I'll See You in Paris

“Thanks, I, uh … yes. He is nice.”


Nice. For an English lit grad she really should do better than “nice.” It was a half-assed compliment for the so-called man of her dreams. Laurel was polite enough not to call her on it.

“Sorry the house is in such rough shape,” her mom said. “I forget sometimes how badly it needs to be fixed up.”

“Eric doesn’t care about that kind of thing. And it’s not so bad. I think he was a little impressed, even.”

Their home was impressive—from the road. Or when squinting at a great distance. It was large and white and grand, but shabby at its core, the inside comprised mostly of knotty wood and must. Billed as a “fixer” when Laurel bought it fifteen years before, there’d never been any plans for fixing.

But Laurel and Annie loved the house, even if neighbors, friends, and college boyfriends questioned its value, market or otherwise. Didn’t they know what they had out there? Everyone from inside the Beltway wanted a horse farm in Middleburg, more so given that plane-sized hole now in the Pentagon. With even the slightest effort, Goose Creek Hill could be a gold mine. The whole deal would have to be renovated stud to stud first, of course, but the place had potential.

“I do love our rambling shack,” Laurel said, frowning at the desk and the old blue book on top of it. “Even if it costs a gazillion dollars to heat.”

“Mom, you seem kind of preoccupied. Is everything okay?”

She braced herself for the answer. Because while Laurel had been perfectly pleasant to Eric, it was clear she did not approve.

“I’m fine.” Laurel lowered herself onto the green leather chair. She rubbed both eyes with the backs of her wrists. “Just anxious about our trip. Oh, Annabelle…”

“Mom. Please.”

“So you’ll go through with it?” She looked up. “This marriage?”

“That’s why I said yes when he asked me. You think I’m making a bad decision.”

“I do. But you’re in love,” Laurel said, not unkindly.

“I am. And just to put it out there, I’m not knocked up or anything.”

Laurel laughed and then more seriously added, “Have you even been together long enough to get pregnant and also realize it?”

Annie bristled, but it was a fair statement.

“I’m glad you’re happy,” Laurel said. “And Eric is a charismatic young man. A sweet Southern military boy who loves his mama—every parent’s dream.”

“So what’s the problem, then? You said it yourself. I’m happy. He’s a great guy. What more do you want?”

“God, if it were only that easy,” Laurel muttered. “It’s not that I want any one specific thing for you. I just don’t want my baby girl to choose the wrong guy, even if it’s for the right reasons.”

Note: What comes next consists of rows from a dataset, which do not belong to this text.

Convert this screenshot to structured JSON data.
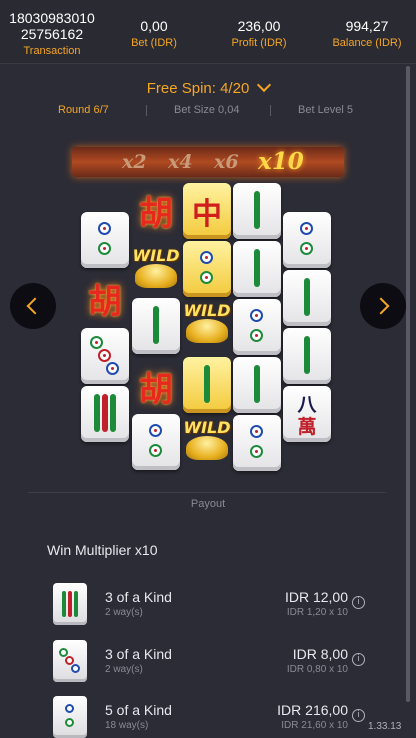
{
  "header": {
    "transaction_id_line1": "18030983010",
    "transaction_id_line2": "25756162",
    "transaction_label": "Transaction",
    "bet_value": "0,00",
    "bet_label": "Bet (IDR)",
    "profit_value": "236,00",
    "profit_label": "Profit (IDR)",
    "balance_value": "994,27",
    "balance_label": "Balance (IDR)"
  },
  "free_spin": {
    "title": "Free Spin: 4/20",
    "round": "Round 6/7",
    "bet_size": "Bet Size 0,04",
    "bet_level": "Bet Level 5"
  },
  "multipliers": [
    "x2",
    "x4",
    "x6",
    "x10"
  ],
  "active_multiplier": "x10",
  "symbols": {
    "wild_text": "WILD",
    "hu_char": "胡",
    "zhong_char": "中",
    "ba_char": "八",
    "wan_char": "萬"
  },
  "payout": {
    "label": "Payout",
    "win_multiplier": "Win Multiplier x10",
    "rows": [
      {
        "name": "3 of a Kind",
        "ways": "2 way(s)",
        "amount": "IDR 12,00",
        "calc": "IDR 1,20 x 10",
        "icon": "bamboo-tile-icon"
      },
      {
        "name": "3 of a Kind",
        "ways": "2 way(s)",
        "amount": "IDR 8,00",
        "calc": "IDR 0,80 x 10",
        "icon": "three-dots-tile-icon"
      },
      {
        "name": "5 of a Kind",
        "ways": "18 way(s)",
        "amount": "IDR 216,00",
        "calc": "IDR 21,60 x 10",
        "icon": "two-dots-tile-icon"
      }
    ],
    "info_glyph": "i"
  },
  "version": "1.33.13",
  "colors": {
    "accent": "#f5a623",
    "background": "#2c2c36",
    "header_bg": "#2a2a33"
  }
}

“You can’t name one bad thing about him,” Annie said, her voice getting high. “How can you call him the ‘wrong guy’?”

And what experience did Laurel have with right or wrong men anyway? As far as Annie knew, her mother hadn’t entertained a single significant relationship in the last twenty years. Work, horses, Annie. Annie, horses, work. No room for frivolity. No room for falling in love.

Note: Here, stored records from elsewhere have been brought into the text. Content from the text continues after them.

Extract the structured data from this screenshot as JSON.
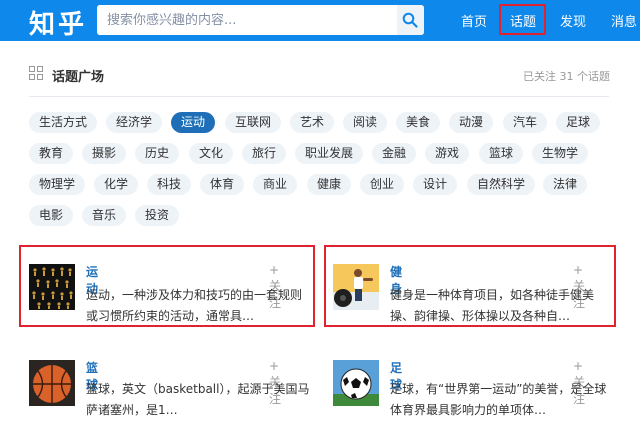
{
  "header": {
    "logo": "知乎",
    "search_placeholder": "搜索你感兴趣的内容...",
    "nav": [
      "首页",
      "话题",
      "发现",
      "消息"
    ],
    "active_nav": "话题"
  },
  "panel": {
    "title": "话题广场",
    "follow_count": "已关注 31 个话题"
  },
  "tags": [
    [
      "生活方式",
      "经济学",
      "运动",
      "互联网",
      "艺术",
      "阅读",
      "美食",
      "动漫",
      "汽车",
      "足球"
    ],
    [
      "教育",
      "摄影",
      "历史",
      "文化",
      "旅行",
      "职业发展",
      "金融",
      "游戏",
      "篮球",
      "生物学"
    ],
    [
      "物理学",
      "化学",
      "科技",
      "体育",
      "商业",
      "健康",
      "创业",
      "设计",
      "自然科学",
      "法律"
    ],
    [
      "电影",
      "音乐",
      "投资"
    ]
  ],
  "active_tag": "运动",
  "cards": [
    {
      "title": "运动",
      "follow": "+ 关注",
      "desc": "运动，一种涉及体力和技巧的由一套规则或习惯所约束的活动，通常具…"
    },
    {
      "title": "健身",
      "follow": "+ 关注",
      "desc": "健身是一种体育项目，如各种徒手健美操、韵律操、形体操以及各种自…"
    },
    {
      "title": "篮球",
      "follow": "+ 关注",
      "desc": "篮球，英文（basketball），起源于美国马萨诸塞州，是1…"
    },
    {
      "title": "足球",
      "follow": "+ 关注",
      "desc": "足球，有“世界第一运动”的美誉，是全球体育界最具影响力的单项体…"
    }
  ],
  "colors": {
    "header_bg": "#0f88eb",
    "link": "#1e6fb8",
    "highlight": "#e0232e",
    "tag_bg": "#eef3f8"
  }
}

“You think I don’t know what I’m talking about,” Laurel noted. “That I’m some doddering old lady who can’t recognize a good love story when she sees one. But, believe me, I have some experience in matters of the heart.”

“Who was he?” Annie blurted.

Laurel jolted.

“Excuse me?” she said.

They never had this conversation. They danced around it. They flirted with its edges. But mother and daughter did a hero’s job of ignoring the subject of him.

The two women lived a mostly sweet life at their ramshackle farm, enjoying their good fortune and pretty views. Who he was didn’t matter. It had no bearing on their lives. Or so Annie had told herself, out loud and in her mind, ever since she was a little girl. Laurel said early and often the man wasn’t worth knowing, and so Annie took her mother’s word for it.

Until now.

“My father,” she said, as if it needed clarification. “I want to know the details.”

“The details aren’t important,” Laurel insisted, as she had a dozen times before. “He was someone I thought I knew. And he didn’t want any kind of life with us. What else do you need?”

“A name would be nice.”

“His last name was Haley.”

“Yeah, I gathered,” she said. “So why does it say ‘unknown’ on my birth certificate? You two were married. We both share his name. He is known.”

“I don’t understand why you suddenly care so much about a man who was incapable of caring about us.”

“I’m getting married. And I don’t even have the words to tell my fiancé where I came from, who I am.”